Jesus's words in today's Gospel (Matthew 18: 15-20), "Where two or three gather in my name, there am I with them," are a call to unity among us as individuals and as Christians. "Love," said Pope Emeritus Benedict XVI, "acts as the principle that unites Christians and guarantees that their unanimous prayer is heard by the Heavenly Father." In this homily, given at the conclusion of the Week of Prayer for Christian Unity, he said:
"Deus caritas est" (1 John 4:8,16), God is love. The faith of the Church, in its entirety, is founded on this solid rock. In particular, the patient pursuit of full communion among all of Christ's disciples is based upon it: By fixing one's gaze on this truth, summit of divine revelation, it seems possible to overcome divisions and not to be discouraged, even though they continue to be gravely serious.
The Lord Jesus, who broke down the "dividing wall of hostility" (Ephesians 2:14) with the blood of his passion, will not fail to grant to those who faithfully invoke him the strength to heal every wound. But it is always necessary to start anew from this point: "Deus caritas est."
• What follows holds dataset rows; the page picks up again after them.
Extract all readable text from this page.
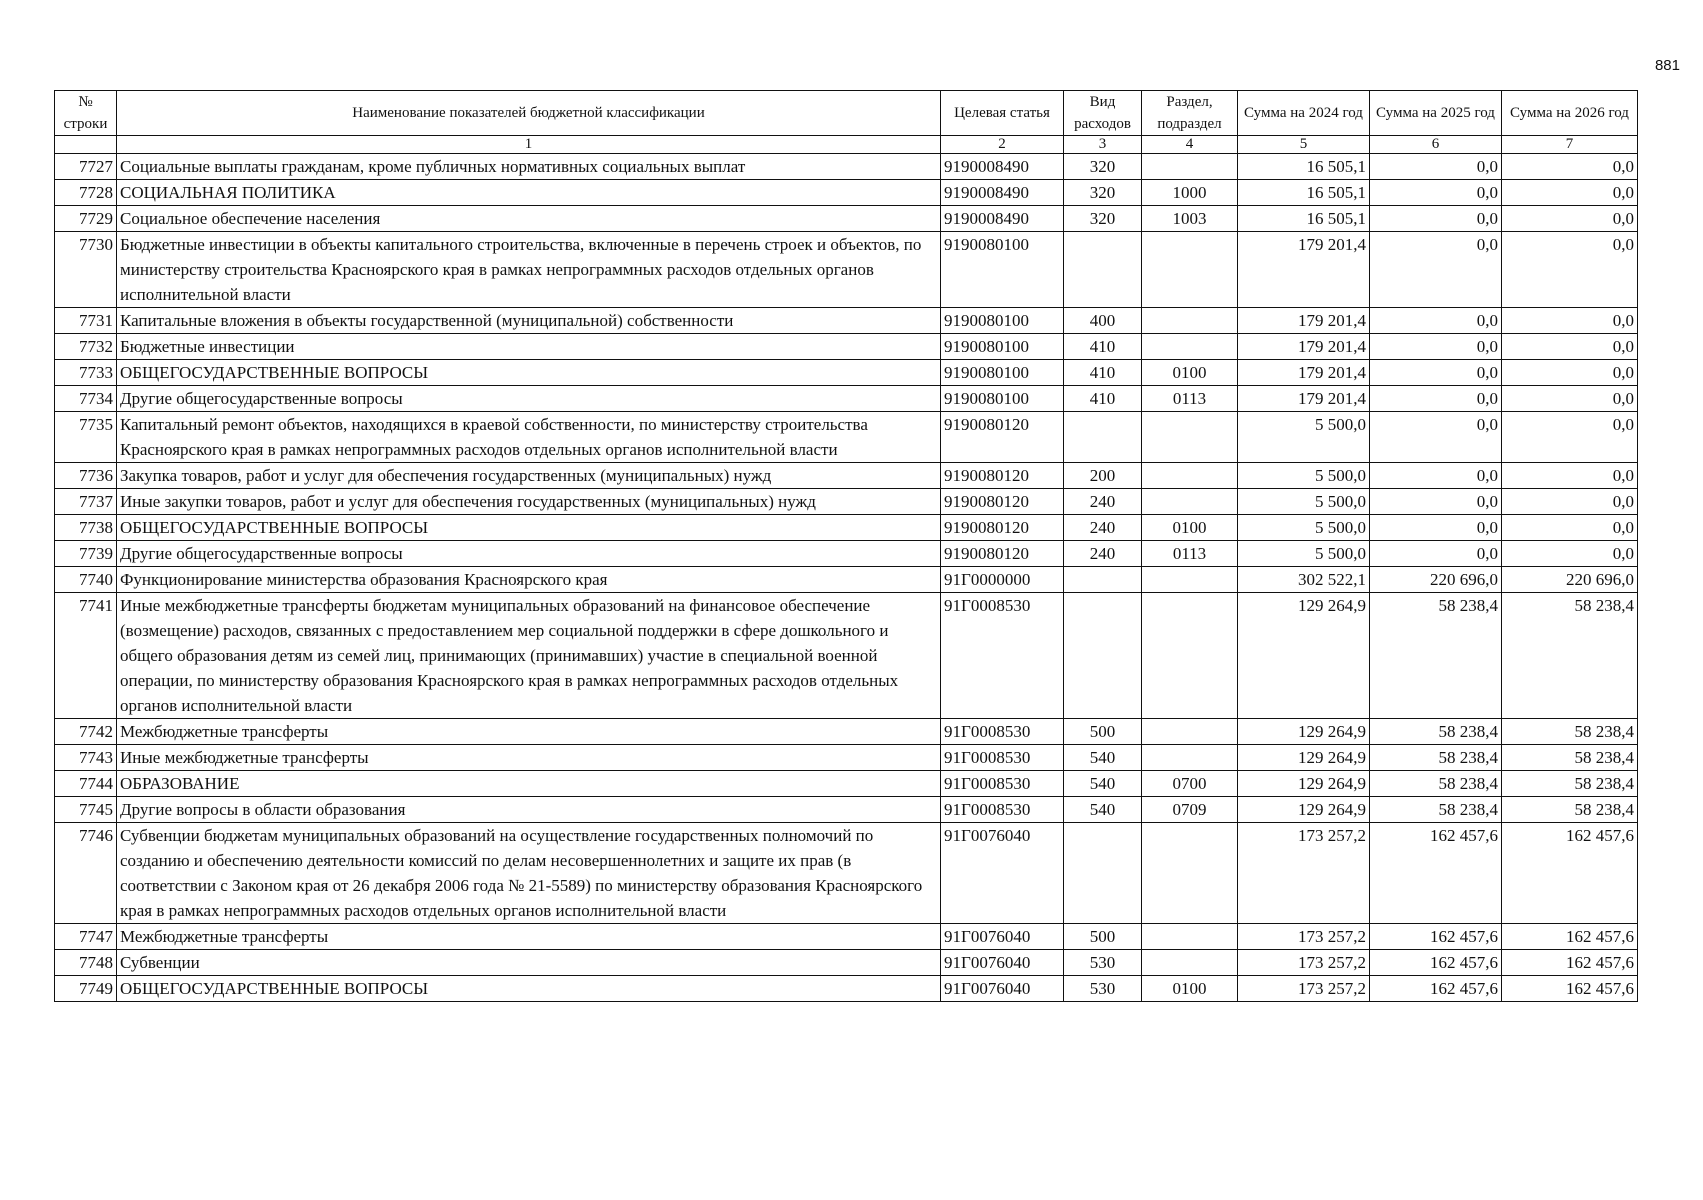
881
№ строки	Наименование показателей бюджетной классификации	Целевая статья	Вид расходов	Раздел, подраздел	Сумма на 2024 год	Сумма на 2025 год	Сумма на 2026 год
	1	2	3	4	5	6	7
7727	Социальные выплаты гражданам, кроме публичных нормативных социальных выплат	9190008490	320		16 505,1	0,0	0,0
7728	СОЦИАЛЬНАЯ ПОЛИТИКА	9190008490	320	1000	16 505,1	0,0	0,0
7729	Социальное обеспечение населения	9190008490	320	1003	16 505,1	0,0	0,0
7730	Бюджетные инвестиции в объекты капитального строительства, включенные в перечень строек и объектов, по министерству строительства Красноярского края в рамках непрограммных расходов отдельных органов исполнительной власти	9190080100			179 201,4	0,0	0,0
7731	Капитальные вложения в объекты государственной (муниципальной) собственности	9190080100	400		179 201,4	0,0	0,0
7732	Бюджетные инвестиции	9190080100	410		179 201,4	0,0	0,0
7733	ОБЩЕГОСУДАРСТВЕННЫЕ ВОПРОСЫ	9190080100	410	0100	179 201,4	0,0	0,0
7734	Другие общегосударственные вопросы	9190080100	410	0113	179 201,4	0,0	0,0
7735	Капитальный ремонт объектов, находящихся в краевой собственности, по министерству строительства Красноярского края в рамках непрограммных расходов отдельных органов исполнительной власти	9190080120			5 500,0	0,0	0,0
7736	Закупка товаров, работ и услуг для обеспечения государственных (муниципальных) нужд	9190080120	200		5 500,0	0,0	0,0
7737	Иные закупки товаров, работ и услуг для обеспечения государственных (муниципальных) нужд	9190080120	240		5 500,0	0,0	0,0
7738	ОБЩЕГОСУДАРСТВЕННЫЕ ВОПРОСЫ	9190080120	240	0100	5 500,0	0,0	0,0
7739	Другие общегосударственные вопросы	9190080120	240	0113	5 500,0	0,0	0,0
7740	Функционирование министерства образования Красноярского края	91Г0000000			302 522,1	220 696,0	220 696,0
7741	Иные межбюджетные трансферты бюджетам муниципальных образований на финансовое обеспечение (возмещение) расходов, связанных с предоставлением мер социальной поддержки в сфере дошкольного и общего образования детям из семей лиц, принимающих (принимавших) участие в специальной военной операции, по министерству образования Красноярского края в рамках непрограммных расходов отдельных органов исполнительной власти	91Г0008530			129 264,9	58 238,4	58 238,4
7742	Межбюджетные трансферты	91Г0008530	500		129 264,9	58 238,4	58 238,4
7743	Иные межбюджетные трансферты	91Г0008530	540		129 264,9	58 238,4	58 238,4
7744	ОБРАЗОВАНИЕ	91Г0008530	540	0700	129 264,9	58 238,4	58 238,4
7745	Другие вопросы в области образования	91Г0008530	540	0709	129 264,9	58 238,4	58 238,4
7746	Субвенции бюджетам муниципальных образований на осуществление государственных полномочий по созданию и обеспечению деятельности комиссий по делам несовершеннолетних и защите их прав (в соответствии с Законом края от 26 декабря 2006 года № 21-5589) по министерству образования Красноярского края в рамках непрограммных расходов отдельных органов исполнительной власти	91Г0076040			173 257,2	162 457,6	162 457,6
7747	Межбюджетные трансферты	91Г0076040	500		173 257,2	162 457,6	162 457,6
7748	Субвенции	91Г0076040	530		173 257,2	162 457,6	162 457,6
7749	ОБЩЕГОСУДАРСТВЕННЫЕ ВОПРОСЫ	91Г0076040	530	0100	173 257,2	162 457,6	162 457,6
Saturday, September 2, 2023

22nd Sunday of Ordinary Time, Year A

If anyone wishes to be a follower of mine, let him renounce himself and take up his cross and follow me. These are difficult words, which Jesus addresses to his disciples - including us - in today's Gospel (Matthew 16: 21-27). Who by nature welcomes suffering? And yet Our Lord does not tell us to take up our cross and follow our own path, but, Follow me. We are not alone. Jesus prepares the way, as Pope Francis tells us:
Christ Carrying the Cross, (ca. 1565) Titian
Our Lord’s command seems hard and heavy, that anyone who wants to follow him must renounce himself. But no command is hard and heavy when it comes from one who helps to carry it out. That other saying of his is true: My yoke is easy and my burden light. Whatever is hard and his commands is made easy by love....
Who would not wish to follow Christ to supreme happiness, perfect peace, and lasting security? We shall do well to follow him there, but we need to know the way. The Lord Jesus had not yet risen from the dead when he gave this invitation. His passion was still before him; he had still to endure the cross, to face outrages, reproaches, scourging; to be pierced by thorns, wounded, insulted, taunted, and put to death. The road seems rough, you draw back, you do not want to follow Christ. Follow him just the same. The road we made for ourselves is rough, but Christ has levelled it by passing over it himself.